= Iron Mike Productions =

Boxing promotion company based in Deerfield Beach, Florida

Iron Mike Productions (formerly Acquinity Sports) was a boxing promotion company, based in Deerfield Beach, Florida, United States. Acquinity Sports was founded in 2012 by Garry Jonas, CEO of Acquinity Interactive which abruptly ceased operations in 2013 after an FTC complaint. Jonas partnered with former heavyweight champion Mike Tyson in 2013, and changed the name of the company to Iron Mike Productions.
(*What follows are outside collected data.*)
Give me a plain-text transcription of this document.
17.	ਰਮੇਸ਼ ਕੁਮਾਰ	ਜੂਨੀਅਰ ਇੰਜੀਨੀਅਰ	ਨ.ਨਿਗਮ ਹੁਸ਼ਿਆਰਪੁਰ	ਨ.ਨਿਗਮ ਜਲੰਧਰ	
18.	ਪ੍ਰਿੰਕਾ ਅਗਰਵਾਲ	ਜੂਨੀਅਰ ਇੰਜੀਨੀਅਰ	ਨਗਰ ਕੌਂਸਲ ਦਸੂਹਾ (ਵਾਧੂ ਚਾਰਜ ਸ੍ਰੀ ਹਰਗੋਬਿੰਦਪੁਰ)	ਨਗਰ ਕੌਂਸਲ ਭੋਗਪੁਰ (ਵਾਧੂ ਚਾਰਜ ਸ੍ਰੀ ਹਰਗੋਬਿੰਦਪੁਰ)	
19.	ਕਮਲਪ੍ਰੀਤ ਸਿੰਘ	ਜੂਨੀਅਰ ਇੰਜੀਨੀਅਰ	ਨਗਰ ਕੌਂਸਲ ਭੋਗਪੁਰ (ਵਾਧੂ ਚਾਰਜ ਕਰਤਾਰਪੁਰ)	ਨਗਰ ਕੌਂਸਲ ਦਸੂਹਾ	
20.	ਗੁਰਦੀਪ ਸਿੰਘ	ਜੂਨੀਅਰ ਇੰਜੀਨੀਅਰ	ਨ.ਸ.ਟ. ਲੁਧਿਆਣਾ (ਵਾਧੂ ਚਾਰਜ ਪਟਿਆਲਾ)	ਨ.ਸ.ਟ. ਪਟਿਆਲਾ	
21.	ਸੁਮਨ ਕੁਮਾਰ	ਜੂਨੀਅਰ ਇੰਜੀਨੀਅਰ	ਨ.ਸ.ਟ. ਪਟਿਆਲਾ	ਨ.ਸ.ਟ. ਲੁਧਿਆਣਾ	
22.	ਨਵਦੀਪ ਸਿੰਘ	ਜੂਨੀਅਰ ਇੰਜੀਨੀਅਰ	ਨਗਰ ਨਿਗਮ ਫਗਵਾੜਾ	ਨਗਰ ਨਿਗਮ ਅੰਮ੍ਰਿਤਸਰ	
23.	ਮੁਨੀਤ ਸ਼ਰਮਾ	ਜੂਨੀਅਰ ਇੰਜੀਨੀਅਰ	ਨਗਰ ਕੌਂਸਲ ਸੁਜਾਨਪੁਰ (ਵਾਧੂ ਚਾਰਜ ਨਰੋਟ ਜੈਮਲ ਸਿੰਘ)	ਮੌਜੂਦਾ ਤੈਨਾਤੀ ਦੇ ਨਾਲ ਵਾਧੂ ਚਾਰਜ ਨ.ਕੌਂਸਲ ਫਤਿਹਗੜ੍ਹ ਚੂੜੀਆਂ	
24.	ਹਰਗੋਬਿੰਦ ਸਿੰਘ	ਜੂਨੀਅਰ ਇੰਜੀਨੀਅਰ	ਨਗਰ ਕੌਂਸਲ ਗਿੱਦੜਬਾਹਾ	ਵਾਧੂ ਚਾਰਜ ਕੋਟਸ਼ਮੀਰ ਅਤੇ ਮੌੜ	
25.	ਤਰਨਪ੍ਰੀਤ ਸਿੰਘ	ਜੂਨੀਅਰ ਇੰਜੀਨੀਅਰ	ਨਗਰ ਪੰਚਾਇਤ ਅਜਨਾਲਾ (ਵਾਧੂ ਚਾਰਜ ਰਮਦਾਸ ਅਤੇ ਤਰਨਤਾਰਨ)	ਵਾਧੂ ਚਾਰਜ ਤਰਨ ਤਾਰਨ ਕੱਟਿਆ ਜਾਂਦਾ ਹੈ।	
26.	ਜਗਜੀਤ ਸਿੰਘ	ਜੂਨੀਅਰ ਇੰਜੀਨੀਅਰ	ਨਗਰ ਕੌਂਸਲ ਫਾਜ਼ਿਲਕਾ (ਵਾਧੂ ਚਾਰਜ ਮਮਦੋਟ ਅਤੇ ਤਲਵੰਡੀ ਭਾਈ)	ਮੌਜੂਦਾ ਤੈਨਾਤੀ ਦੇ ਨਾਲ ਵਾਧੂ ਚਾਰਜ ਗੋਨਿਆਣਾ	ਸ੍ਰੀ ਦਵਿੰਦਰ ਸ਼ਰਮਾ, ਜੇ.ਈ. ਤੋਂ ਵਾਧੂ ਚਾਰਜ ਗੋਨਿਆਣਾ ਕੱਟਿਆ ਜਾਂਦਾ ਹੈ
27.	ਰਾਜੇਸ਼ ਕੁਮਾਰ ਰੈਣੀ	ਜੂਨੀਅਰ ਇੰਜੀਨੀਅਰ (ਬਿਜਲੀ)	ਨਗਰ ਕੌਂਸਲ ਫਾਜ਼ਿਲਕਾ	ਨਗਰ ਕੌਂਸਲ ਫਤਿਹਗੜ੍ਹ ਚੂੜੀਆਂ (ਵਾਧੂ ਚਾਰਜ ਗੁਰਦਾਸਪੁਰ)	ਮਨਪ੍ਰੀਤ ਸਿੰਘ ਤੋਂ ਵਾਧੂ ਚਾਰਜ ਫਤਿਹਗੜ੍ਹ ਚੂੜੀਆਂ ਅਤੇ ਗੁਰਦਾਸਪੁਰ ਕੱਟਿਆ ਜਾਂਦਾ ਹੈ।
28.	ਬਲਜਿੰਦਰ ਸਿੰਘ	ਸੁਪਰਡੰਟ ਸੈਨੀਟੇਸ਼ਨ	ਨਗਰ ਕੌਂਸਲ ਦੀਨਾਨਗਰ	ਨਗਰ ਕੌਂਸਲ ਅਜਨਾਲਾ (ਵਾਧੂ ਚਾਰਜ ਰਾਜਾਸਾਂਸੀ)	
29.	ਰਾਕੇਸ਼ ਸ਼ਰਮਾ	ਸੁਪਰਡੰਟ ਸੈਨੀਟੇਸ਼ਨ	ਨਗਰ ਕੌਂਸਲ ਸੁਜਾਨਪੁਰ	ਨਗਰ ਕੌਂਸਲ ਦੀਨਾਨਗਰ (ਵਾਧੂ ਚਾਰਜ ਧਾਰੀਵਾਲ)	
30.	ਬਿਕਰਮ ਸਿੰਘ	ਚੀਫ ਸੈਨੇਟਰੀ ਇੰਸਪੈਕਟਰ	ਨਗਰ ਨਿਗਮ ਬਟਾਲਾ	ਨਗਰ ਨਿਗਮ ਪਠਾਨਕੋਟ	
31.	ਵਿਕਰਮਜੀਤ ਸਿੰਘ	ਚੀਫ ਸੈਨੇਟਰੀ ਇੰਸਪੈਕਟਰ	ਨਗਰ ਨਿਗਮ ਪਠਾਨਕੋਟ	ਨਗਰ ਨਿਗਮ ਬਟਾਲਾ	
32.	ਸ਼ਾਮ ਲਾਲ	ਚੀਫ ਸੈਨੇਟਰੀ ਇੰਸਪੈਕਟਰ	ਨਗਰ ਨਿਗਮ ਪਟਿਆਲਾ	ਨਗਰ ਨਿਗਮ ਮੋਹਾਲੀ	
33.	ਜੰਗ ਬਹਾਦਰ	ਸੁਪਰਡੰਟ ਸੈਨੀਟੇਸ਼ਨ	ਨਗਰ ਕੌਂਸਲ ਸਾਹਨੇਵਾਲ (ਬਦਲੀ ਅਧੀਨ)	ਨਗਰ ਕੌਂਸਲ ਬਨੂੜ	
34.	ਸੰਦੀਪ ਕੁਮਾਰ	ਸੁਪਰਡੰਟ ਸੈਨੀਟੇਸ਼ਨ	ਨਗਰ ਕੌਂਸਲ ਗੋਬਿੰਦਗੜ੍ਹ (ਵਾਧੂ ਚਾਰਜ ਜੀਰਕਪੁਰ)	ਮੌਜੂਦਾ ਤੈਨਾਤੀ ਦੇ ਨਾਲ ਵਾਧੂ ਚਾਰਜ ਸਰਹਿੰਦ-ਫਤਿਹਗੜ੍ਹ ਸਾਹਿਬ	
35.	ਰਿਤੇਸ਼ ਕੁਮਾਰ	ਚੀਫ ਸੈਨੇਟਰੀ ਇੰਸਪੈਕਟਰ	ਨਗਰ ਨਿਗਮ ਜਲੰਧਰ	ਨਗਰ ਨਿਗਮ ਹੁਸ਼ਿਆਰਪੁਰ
They represented a diverse roster of boxers., including two-time Iraq War Veteran and undefeated Sammy Vazquez, Jr., Ukrainian amateur world champion, Ivgen Khytrov, super bantamweight champion JC Payano, and top U.S. amateur prospect, Erickson Lubin.

==Key people==
- Mike Tyson, Owner
- Garry Jonas, CEO - NO LONGER AFFILIATED http://dc.org/files/negative_dnssec
- Azim Spicer, COO - NO LONGER AFFILIATED

==Fighters==

| Name | Division | Nationality |  |
|---|---|---|---|
| Argenis Mendez | Super Featherweight | Dominican Republic | Former IBF Super-Featherweight Championship of the World |
| Claudio Marrero | Featherweight | Dominican Republic | Current WBA-NABA & FEDELATIN Champion, #2 WBA, #8 IBF |
| Juan Carlos Payano | Bantamweight | Dominican Republic | Current WBA FEDELATIN Champion, WBA #6 |
| Isiah Thomas | Light Heavyweight | USA | Current WBA-NABA Light Heavyweight Champion, #10 WBA |
| Domonique Dolton | Light Middleweight | USA | Current WBA-NABA Champion, #12 WBA |
| Yudel Jhonson | Light Middleweight | Cuba | 2004 Olympic Silver Medalist |
| Felix Diaz | Welterweight | Dominican Republic | 2008 Olympic Gold Medalist |
| Alexei Collado | Super Bantamweight | Cuba | Undefeated |
| Farid Aghayev | Middleweight | Azerbaijan | Undefeated |
| Lenin Castillo | Light Heavyweight | Dominican Republic | 2008 Olympian |
| Moises Flores | Super Bantamweight | Mexico | Undefeated |
| Ed Paredes | Welterweight | USA | Current WBC Latino & WBA-NABA Champion, #3 WBA, #3 WBC, #14 IBF, #11 WBO |
| Humberto Savigne | Light Heavyweight | Cuba | Current WBC #7 |
| Albert Bell | Super Featherweight | USA | Pro Debut |
| Joan Guzman | Light Welterweight | Dominican Republic | 2X World Champion, Current #5 WBA |
| Erickson Lubin | Welterweight | USA | Pro Debut |
| Dennis Galarza | Super Featherweight | USA | Pro Debut |

==Notable events==
Acquinity Sport's debut event was held on January 7, 2012 at Hollywood’s Westin Diplomat Resort and Spa, and was featured as the season opener of Telefutura's Solo Boxeo series. Its second major event, branded "D-Day, Dominican Domination" aired on ESPN 2's Friday Night Fights on March 2, 2012, and featured headliner Joan "Baby Tyson" Guzman, who had recently signed on with Acquinity Sports. On November 30, 2012, Acquinity and bsavings.com presented a combination boxing-music event. Dubbed "Beatdown 2012," it featured a championship fight between Guzman and Khabib Allakhverdiev, followed by musical performances by Fabolous, Flo Rida, Waka Flocka, DMX, Travis Porter and Fat Joe.

==Name change==
In 2013 Acquinity CEO Garry Jonas and former heavyweight champion Mike Tyson partnered and formed Iron Mike Productions. This marked the hall-of-famer's return to boxing since his last appearance in the ring in 2005. The new promotion company's debut took place on August 23, 2013, at the Turning Stone Resort Casino in Verona, New York, and will be broadcast live on ESPN2's Friday Night Fights.